A Tribute to the United States Marine Corps
Here, for no good reason, is a version of 'The Battle Cry of Freedom', which is one of my favourite books. I remember coming home in the middle of my time at Oxford to my Grandad's old place.
I used to take the bus and invariably got back in the dark, and the grand old man would have sandwiches and overstrong tea in the overcold kitchen, and the fire on very warm.
I'd go to bed with a book like this--I particularly remember taking all the material for my history special subject on the crisis of the American Union home with me, and reading it obsessively--and the walls were cold because his heating didn't really work and the windows had single panes and I hid in a bed he hadn't changed for decades. And I loved it and I loved him.
I never spent a summer when I didn't work when I was at Oxford.

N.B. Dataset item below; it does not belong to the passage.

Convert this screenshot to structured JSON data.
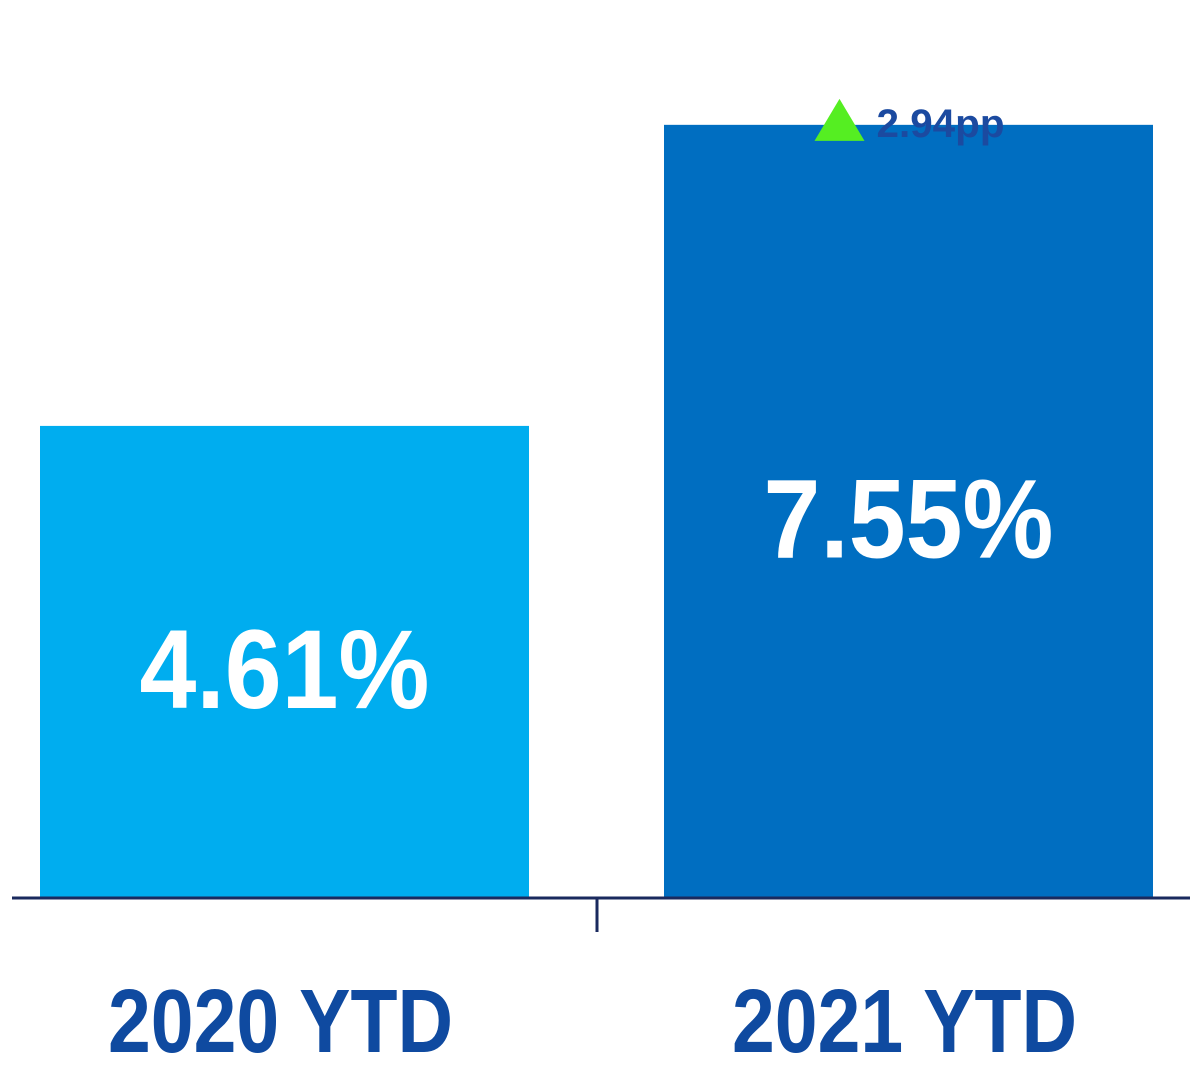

In the times I'm thinking of, I was with the agencies in the factories on nightshifts, and, in one mad 72 hours, on day shift too, and in the steelworks. You never know how good any bed is until you feel the sensual release of your feet after a shift from steel capped heavy boots, which is a memory I recall because it makes me feel less divorced from my past. I've never really known a feeling like it, although when I left Oxford's fetid backwater and arrived in London with Bruce Springsteen's Long Time Coming song in my ears the feeling felt close.
This music was a hit on both sides of the American Civil War, and is in this iteration dedicated to the United States Marines, whose members I have generally admired as too brave to lie and too tough to care. They are used by people far less worthy than them and are in my experience just straightforward men and women. God help them wherever they are.